Unfortunately it's quite a difficult question. They certainly knew that they were potentially playing with fire. The mandate system they designed was intended to deal with the institutional shortcomings of the future nation-states they were trying to create. Key advisers like Gertrude Bell, T.E. Lawrence and others believed that these states would be incapable of immediate self rule. There was quite a lot of recognition about this from Arab peoples themselves as recorded in the private opinions of, for instance, Prince Faisal who was well aware that he needed British military support, and in the recorded opinions of Syrians in the King-Crane Commission who rejected French rule but called on the United States to fulfill an advisory role in the building of the country.
So in that sense, yes, they did know it would cause huge problems.
On the other hand they did not go about this process wantonly. In terms of constraints to keep in mind, particularly in Iraq, is that the borders and constituent pieces of Iraq were not chosen arbitrarily. The solution to the "Mosul question," wherein Mosul province (including Iraqi Kurdistan) was given to the British Mandate of Iraq rather than its original allotment to France in Sykes Picot was designed to balance the Shia/Sunni split about 60-40, thereby making it possible for Feisal to rule, while simultaneously uniting the Arab population (regardless of sect) against Kurdish claims of independence (which began almost immediately with armed rebellion in the mountains essentially from the end World War I) and as a guarantor of continued British presence as it was believed that Feisal could not keep the revolt down without British military advisers and equipment.
And crucially it seemed to work. Iraq was a "model mandate" and was the first of the mandates to receive independence in 1932.
Unfortunately your question would require in depth knowledge of the histories of a couple dozen countries over the course of the late 19th and up to the middle of the 20th centuries, but its worth pointing out as well that much of your question relies on definitions of words like "unstable" that are difficult to quantify. The history of Egypt in the 20th century, for instance, is not a particularly "unstable" one, at least internally. The same could be said of Tunisia, the UAE (formerly the Trucial States) and some others.
There's also the huge issue in your question of assigning blame to European colonial powers for 20th century political developments they had little to do with, of particular importance today being the rise of political Islam in the early 20th century. That is, in and of itself, a profoundly difficult question, as the early history of, say, the Muslim Brotherhood, was integrally linked with anti-Colonialism, but as a group they didn't contribute to the political instability of the country until independence, particularly in the form of street-fighting in the 1930s and an attempt on Nasser's life that led to the movement being banned and its members imprisoned.

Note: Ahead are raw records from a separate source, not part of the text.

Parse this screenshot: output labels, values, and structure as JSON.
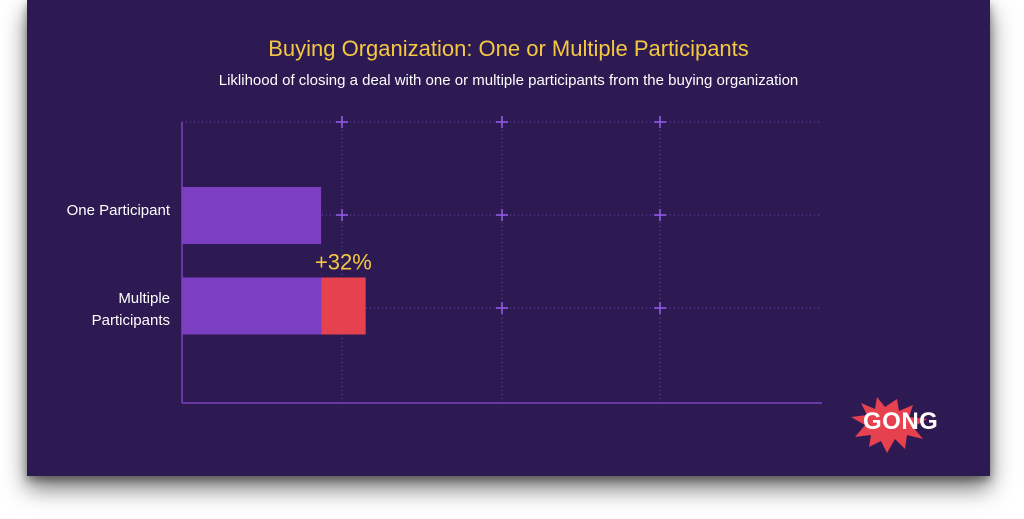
{
  "chart_data": {
    "type": "bar",
    "orientation": "horizontal",
    "stacked": true,
    "title": "Buying Organization: One or Multiple Participants",
    "subtitle": "Liklihood of closing a deal with one or multiple participants from the buying organization",
    "categories": [
      "One Participant",
      "Multiple Participants"
    ],
    "series": [
      {
        "values": [
          1.0,
          1.0
        ],
        "color": "#7d3fc2"
      },
      {
        "values": [
          0,
          0.32
        ],
        "color": "#e5414f"
      }
    ],
    "annotations": [
      {
        "category": "Multiple Participants",
        "text": "+32%",
        "color": "#f5c842"
      }
    ],
    "xlim": [
      0,
      4.6
    ],
    "grid": true
  },
  "brand": {
    "logo_text": "GONG",
    "logo_color": "#e5414f"
  },
  "colors": {
    "background": "#2e1a52",
    "axis": "#7d3fc2",
    "title": "#f5c842"
  }
}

TL;DR The question is a complicated one. They certainly knew that creating independent nations in the middle east would be extremely difficult. In countries like Iraq they thought they had come up with a workable solution. Given the range of your question however it's difficult to answer without narrowing it down. If you have any followup questions I'd be happy to try to answer.
Source wise, D.K. Fieldhouse's Western Imperialism in the Middle East 1914-1958 is excellent.